First, we’ll start with the non-kitcheners. Even if you don’t have access to any form of a kitchen, you still might want a few food-related items at your disposal. If your university doesn’t already provide a microwave and minifridge, you could talk to your roommate about going halfsies on those appliances. Another good item, if your college allows it: a toaster. Remember that book cart from the bedroom necessities section? The top shelf makes a perfect spot for your toast-making station.
If you do have access to a communal kitchen, you probably won’t want a ton of cooking items. Instead start with one of each—one pot, one pan, one baking tin if you’re feeling adventurous, one silverware set, one set of plates and one (to two) bowls. If your kitchen features within your apartment itself, then you could consider a few more items depending on your cooking preference. An air fryer, for instance, never makes a bad choice, especially when you find yourself with little time to cook extensive meals.
For you closet
First things first: you need hangers and, if you wear jewelry, should consider command hooks for hanging necklaces and bracelets. Okay, now that we got the technical stuff out of the way we can get to the important part—the clothes. If you’re like me, your problem with overpacking really shows in the wardrobe department. A good way to ensure you don’t pack too much—but still pack what you need—is to set limit goals for yourself. How many t-shirts do you realistically wear in a week? How many sweatshirts? Pants? Then, try not to go over those limits. Another great way to plan out this portion: lay out your wardrobe to get a rough idea of what outfits you’ll wear each season. Midwest and East Coast students will tell you it pays to remember your winter outfits while packing for school during the summer. (And yes, that Hawaiian shirt you stole from your dad will actually come in handy).
Now here’s a list of school supplies that’ll feel more familiar. You’ll need all your standard items, of course. A pack of pens, some mechanical pencils. Ask yourself whether you’ll handwrite your notes or type them. Will you need notebooks? A binder? When it comes to desk and office supplies, you can usually just buy based on your usual system of school supplies. You might also consider a small throw pillow for your desk chair, depending on how much the furniture purchasers at your university hate comfortability.
Last, but definitely not least, you can’t forget the bathroom supplies.

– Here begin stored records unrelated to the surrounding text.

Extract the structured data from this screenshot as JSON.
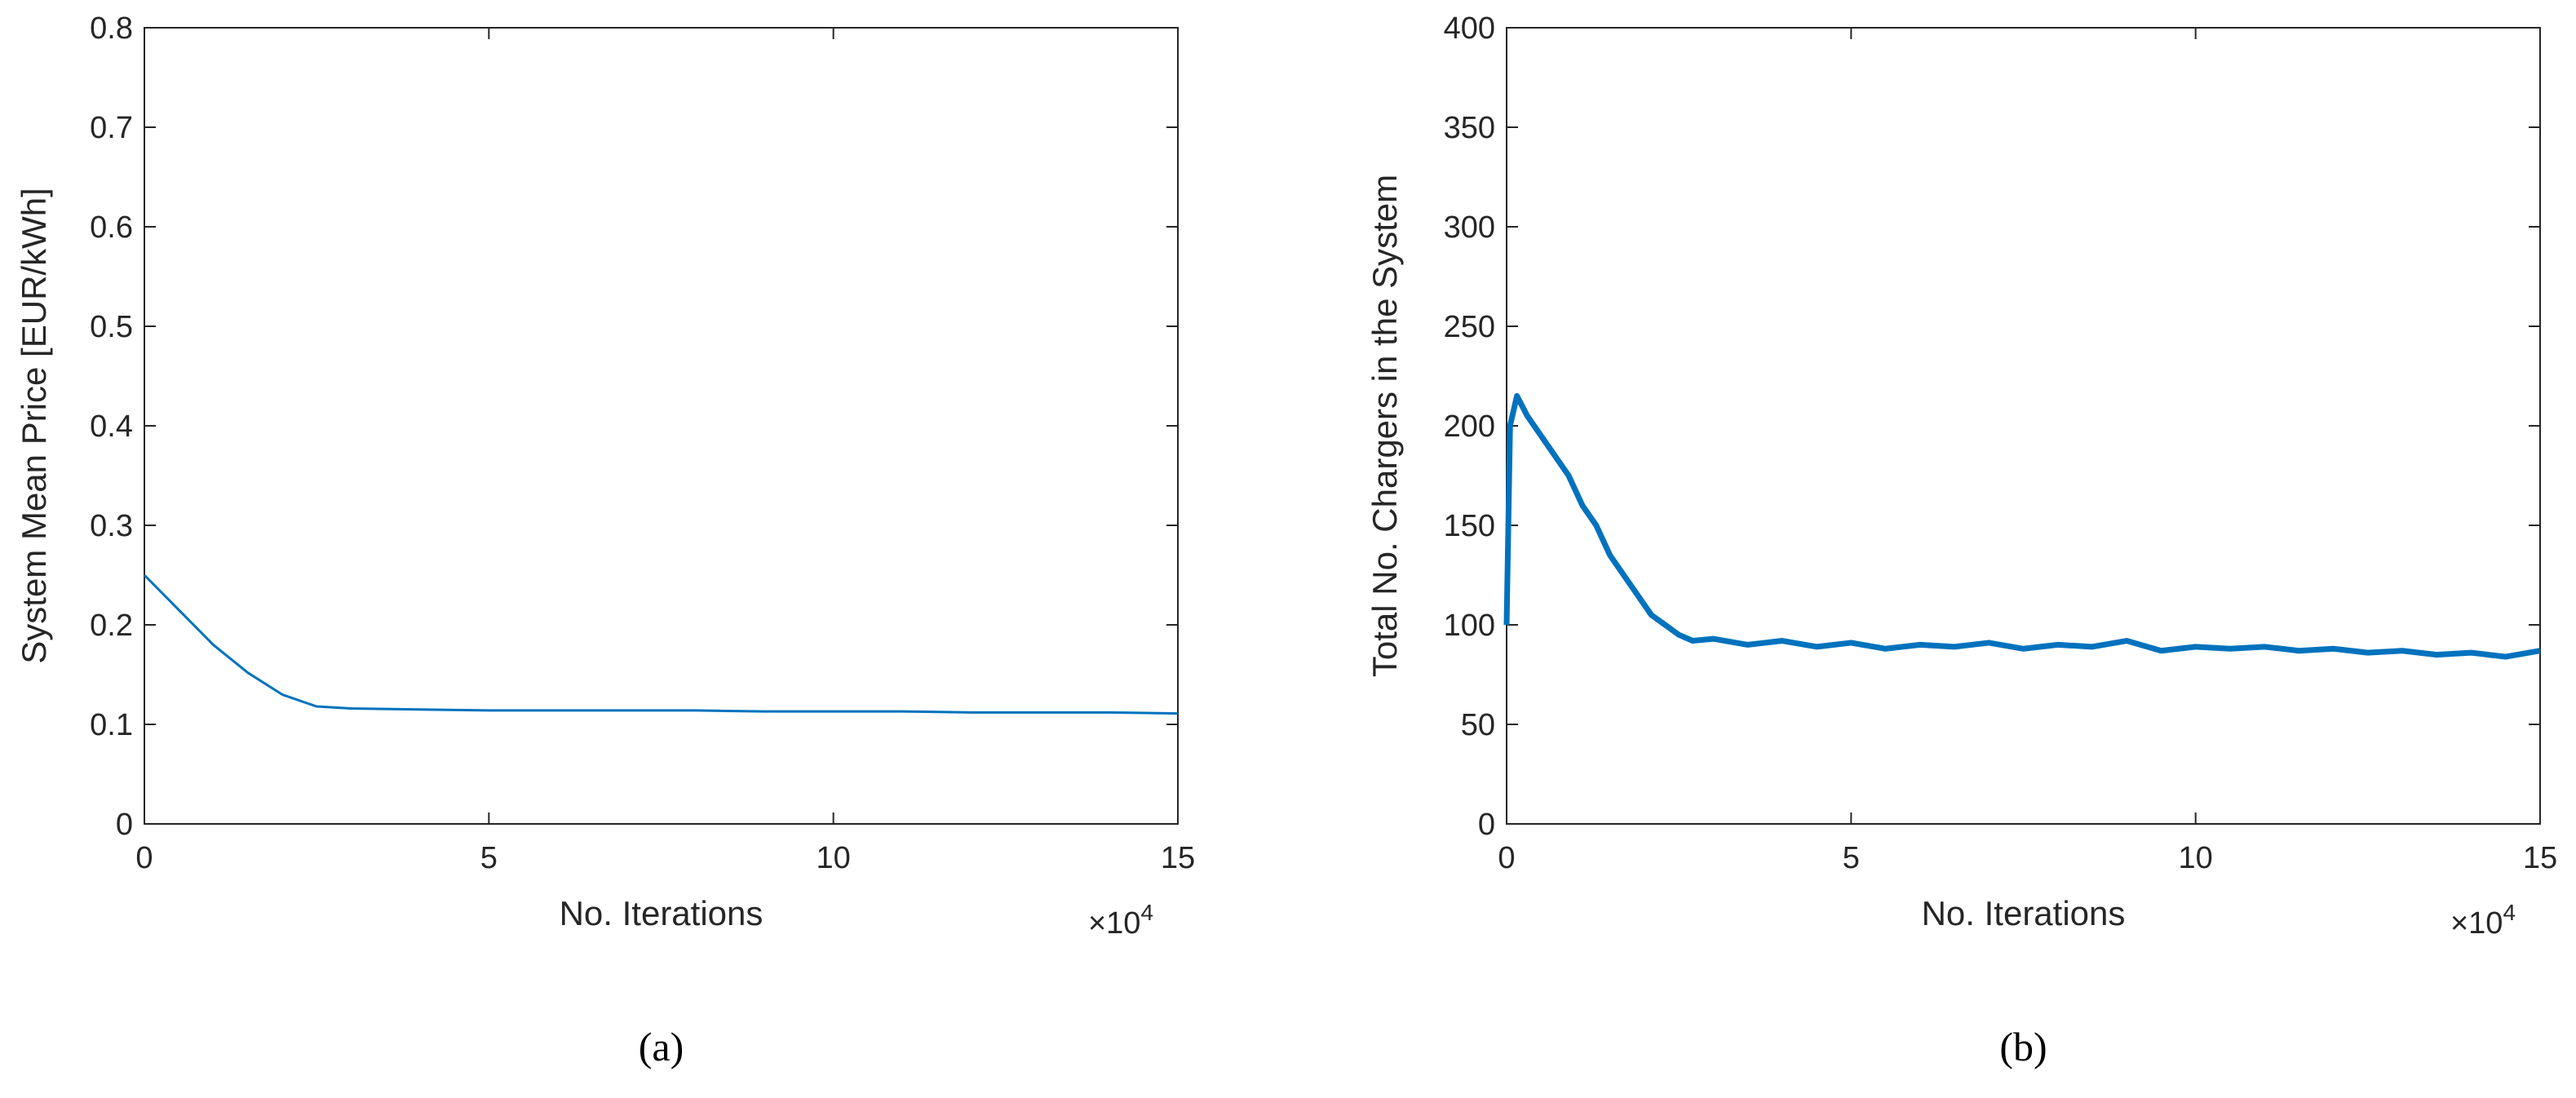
{
  "chart_data": [
    {
      "type": "line",
      "caption": "(a)",
      "x_label": "No. Iterations",
      "y_label": "System Mean Price [EUR/kWh]",
      "x_multiplier": "×10",
      "x_multiplier_exponent": "4",
      "x": [
        0,
        0.5,
        1,
        1.5,
        2,
        2.5,
        3,
        4,
        5,
        6,
        7,
        8,
        9,
        10,
        11,
        12,
        13,
        14,
        15
      ],
      "series": [
        {
          "name": "System Mean Price",
          "color": "#0072bd",
          "values": [
            0.25,
            0.215,
            0.18,
            0.152,
            0.13,
            0.118,
            0.116,
            0.115,
            0.114,
            0.114,
            0.114,
            0.114,
            0.113,
            0.113,
            0.113,
            0.112,
            0.112,
            0.112,
            0.111
          ]
        }
      ],
      "xlim": [
        0,
        15
      ],
      "xticks": [
        0,
        5,
        10,
        15
      ],
      "ylim": [
        0,
        0.8
      ],
      "yticks": [
        0,
        0.1,
        0.2,
        0.3,
        0.4,
        0.5,
        0.6,
        0.7,
        0.8
      ]
    },
    {
      "type": "line",
      "caption": "(b)",
      "x_label": "No. Iterations",
      "y_label": "Total No. Chargers in the System",
      "x_multiplier": "×10",
      "x_multiplier_exponent": "4",
      "x": [
        0,
        0.05,
        0.15,
        0.3,
        0.5,
        0.7,
        0.9,
        1.1,
        1.3,
        1.5,
        1.7,
        1.9,
        2.1,
        2.3,
        2.5,
        2.7,
        3,
        3.5,
        4,
        4.5,
        5,
        5.5,
        6,
        6.5,
        7,
        7.5,
        8,
        8.5,
        9,
        9.5,
        10,
        10.5,
        11,
        11.5,
        12,
        12.5,
        13,
        13.5,
        14,
        14.5,
        15
      ],
      "series": [
        {
          "name": "Total No. Chargers",
          "color": "#0072bd",
          "values": [
            100,
            200,
            215,
            205,
            195,
            185,
            175,
            160,
            150,
            135,
            125,
            115,
            105,
            100,
            95,
            92,
            93,
            90,
            92,
            89,
            91,
            88,
            90,
            89,
            91,
            88,
            90,
            89,
            92,
            87,
            89,
            88,
            89,
            87,
            88,
            86,
            87,
            85,
            86,
            84,
            87
          ]
        }
      ],
      "xlim": [
        0,
        15
      ],
      "xticks": [
        0,
        5,
        10,
        15
      ],
      "ylim": [
        0,
        400
      ],
      "yticks": [
        0,
        50,
        100,
        150,
        200,
        250,
        300,
        350,
        400
      ]
    }
  ]
}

You’ll need a shower caddy of course for carrying your shampoo, conditioner, body wash and loofa back and forth between your bedroom and those communal showers. Speaking of communal showers, you’ll definitely want some shower shoes. You’ll thank me when you avoid the scourge of Athlete’s foot. For those with communal bathrooms, you might also consider designating a travel bag or a small box for your toothpaste, toothbrush, floss, deodorant and other toiletries.